Краницкий долго сжимал его в объятиях, а Мариан говорил:
— Полно, полно, не надо горевать! Уже какой-то предвечный поэт написал, что человек — это тень, которой снятся тени. Мы с тобой снились друг другу, mon bon! Единственное лекарство — все вышучивать и — vogue la galére![189]
С этими словами он вышел в переднюю и еще не успел надеть пальто, как барон сказал:
— Нет, не может он быть из Мейсена, да еще тысяча семьсот девятого года. Он гораздо более поздний. Это Ильменауский завод…
— Как? Ты бы уж прямо сказал: Франкентальский!
Барон, искавший свою трость, заметил:
— Для такой старины он слишком гладкий и блестящий…
Берясь за ручку двери, Мариан ответил:
— Отполирован агатом…
И вышел. А барон, переступая порог, начал:
— Но вот эти красно-коричневые бисквиты…[190]

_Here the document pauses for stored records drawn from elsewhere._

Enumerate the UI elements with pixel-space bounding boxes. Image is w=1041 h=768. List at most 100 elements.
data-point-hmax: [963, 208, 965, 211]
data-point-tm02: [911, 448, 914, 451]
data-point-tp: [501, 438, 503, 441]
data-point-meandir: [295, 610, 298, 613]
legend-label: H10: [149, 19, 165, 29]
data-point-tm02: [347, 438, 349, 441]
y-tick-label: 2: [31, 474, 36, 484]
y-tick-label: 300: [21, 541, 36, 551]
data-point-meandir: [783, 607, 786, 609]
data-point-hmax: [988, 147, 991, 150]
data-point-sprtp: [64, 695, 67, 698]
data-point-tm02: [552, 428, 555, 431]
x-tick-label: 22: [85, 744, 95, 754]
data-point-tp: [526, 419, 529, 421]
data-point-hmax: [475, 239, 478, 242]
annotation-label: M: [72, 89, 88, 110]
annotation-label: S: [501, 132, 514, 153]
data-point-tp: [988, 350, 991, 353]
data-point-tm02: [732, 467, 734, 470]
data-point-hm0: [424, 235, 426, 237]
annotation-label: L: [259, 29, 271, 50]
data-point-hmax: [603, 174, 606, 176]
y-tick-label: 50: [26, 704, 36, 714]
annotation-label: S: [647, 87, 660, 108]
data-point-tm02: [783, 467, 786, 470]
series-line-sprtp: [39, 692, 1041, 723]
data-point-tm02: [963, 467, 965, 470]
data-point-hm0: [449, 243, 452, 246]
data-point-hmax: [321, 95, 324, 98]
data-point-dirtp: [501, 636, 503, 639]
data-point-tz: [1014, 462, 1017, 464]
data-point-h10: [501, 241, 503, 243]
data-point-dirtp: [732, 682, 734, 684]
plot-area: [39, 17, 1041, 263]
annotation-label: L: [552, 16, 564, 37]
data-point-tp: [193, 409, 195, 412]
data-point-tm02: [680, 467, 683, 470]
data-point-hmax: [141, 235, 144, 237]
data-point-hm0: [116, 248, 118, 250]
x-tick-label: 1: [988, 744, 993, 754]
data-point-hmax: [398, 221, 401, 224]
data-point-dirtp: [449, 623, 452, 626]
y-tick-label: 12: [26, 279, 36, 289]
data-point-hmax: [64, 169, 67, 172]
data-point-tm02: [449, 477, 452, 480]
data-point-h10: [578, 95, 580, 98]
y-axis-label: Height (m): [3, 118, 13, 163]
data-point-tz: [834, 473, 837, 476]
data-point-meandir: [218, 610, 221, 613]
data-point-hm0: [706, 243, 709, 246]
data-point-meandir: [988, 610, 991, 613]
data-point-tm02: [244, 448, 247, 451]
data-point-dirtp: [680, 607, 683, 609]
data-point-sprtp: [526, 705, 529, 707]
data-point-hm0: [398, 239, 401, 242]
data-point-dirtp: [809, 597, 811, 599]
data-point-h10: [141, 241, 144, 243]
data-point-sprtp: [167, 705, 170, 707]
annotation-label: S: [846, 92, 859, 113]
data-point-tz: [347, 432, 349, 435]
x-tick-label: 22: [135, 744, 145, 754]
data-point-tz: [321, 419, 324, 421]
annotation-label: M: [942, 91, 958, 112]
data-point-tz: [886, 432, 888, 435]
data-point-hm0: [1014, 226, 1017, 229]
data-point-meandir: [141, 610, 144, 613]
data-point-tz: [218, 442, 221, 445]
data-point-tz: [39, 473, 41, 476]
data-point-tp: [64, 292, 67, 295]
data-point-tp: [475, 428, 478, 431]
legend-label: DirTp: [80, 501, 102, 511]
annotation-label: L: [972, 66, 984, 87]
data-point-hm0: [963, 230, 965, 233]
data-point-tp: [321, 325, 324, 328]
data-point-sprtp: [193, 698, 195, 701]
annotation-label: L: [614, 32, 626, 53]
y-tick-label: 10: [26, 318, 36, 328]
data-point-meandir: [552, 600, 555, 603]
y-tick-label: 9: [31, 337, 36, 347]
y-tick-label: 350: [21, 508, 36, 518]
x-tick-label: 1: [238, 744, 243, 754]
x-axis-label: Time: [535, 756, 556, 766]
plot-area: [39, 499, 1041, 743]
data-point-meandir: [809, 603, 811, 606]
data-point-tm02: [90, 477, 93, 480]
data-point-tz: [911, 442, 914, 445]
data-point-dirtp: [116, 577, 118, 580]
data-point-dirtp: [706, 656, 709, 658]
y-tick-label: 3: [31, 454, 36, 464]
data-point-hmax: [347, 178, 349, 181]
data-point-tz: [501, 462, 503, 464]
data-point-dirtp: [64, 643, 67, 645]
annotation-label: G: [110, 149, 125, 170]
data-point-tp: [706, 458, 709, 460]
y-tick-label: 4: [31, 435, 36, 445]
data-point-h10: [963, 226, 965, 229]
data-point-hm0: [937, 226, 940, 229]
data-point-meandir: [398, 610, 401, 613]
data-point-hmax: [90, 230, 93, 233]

Дверь захлопнулась, голоса замолкли. Краницкий долго еще стоял в передней, затем снова пошел в гостиную, шепча:
— «Отполирован агатом»… «Бисквиты»… и все!
Несколько минут спустя он уже в турецком шлафроке с залатанной подкладкой и обтрепанными обшлагами лежал на кушетке против коллекции трубок и в глубокой задумчивости вертел двумя пальцами золотой портсигар. Напрасно Клеменсова уговаривала его съесть хоть кусочек «арабского» пирога и выпить рюмку ликера; он попробовал, но ничего не мог проглотить. Горло его сжималось от тоски, на него нахлынули воспоминания. Он совершенно явственно ощущал дуновение ледяного ветра. То дохнуло на него время — страшный проказник; оно всегда кружилось где-то рядом, подстраивало всякие штуки, но он никогда внимательно не вглядывался в его лицо. Иногда вместе с этим штукарем к нему являлись горести и сожаления, но они быстро проходили, не западая вглубь сердца, а скользя по его поверхности. Он огорчался, жалел о ком-нибудь или о чем-нибудь и, такой же молодой, шел дальше своей упругой, чуть раскачивающейся походкой, с модной песенкой или нежной улыбкой на устах, легко и весело гоняясь за приятными пустячками жизни. В эту минуту он впервые лицом к лицу столкнулся с временем. Перед ним проплывала какая-то нескончаемая волна, открывалась неизмеримая бездна. Волна уносила с собой, а бездна пожирала людей, дома, связи, чувства, и несмолкаемым ропотом звучало одно лишь слово: «Прошло! Прошло! Прошло!» То, что кончилось сегодня, вызывало в памяти все, что уже кончилось раньше, словно огромная могила или, вернее, катакомбы из множества могил встали перед ним; в них покоились мертвые, унесенные не только смертью, но и разлукой, отчуждением или забвением — мертвые, некогда дорогие лица, поблекшие приятные минуты, засыпанные прахом куски жизни. Перед катакомбами стояло время и, насмешливо надув щеки, обдавало погрузившегося в воспоминания человека ледяным могильным дыханием.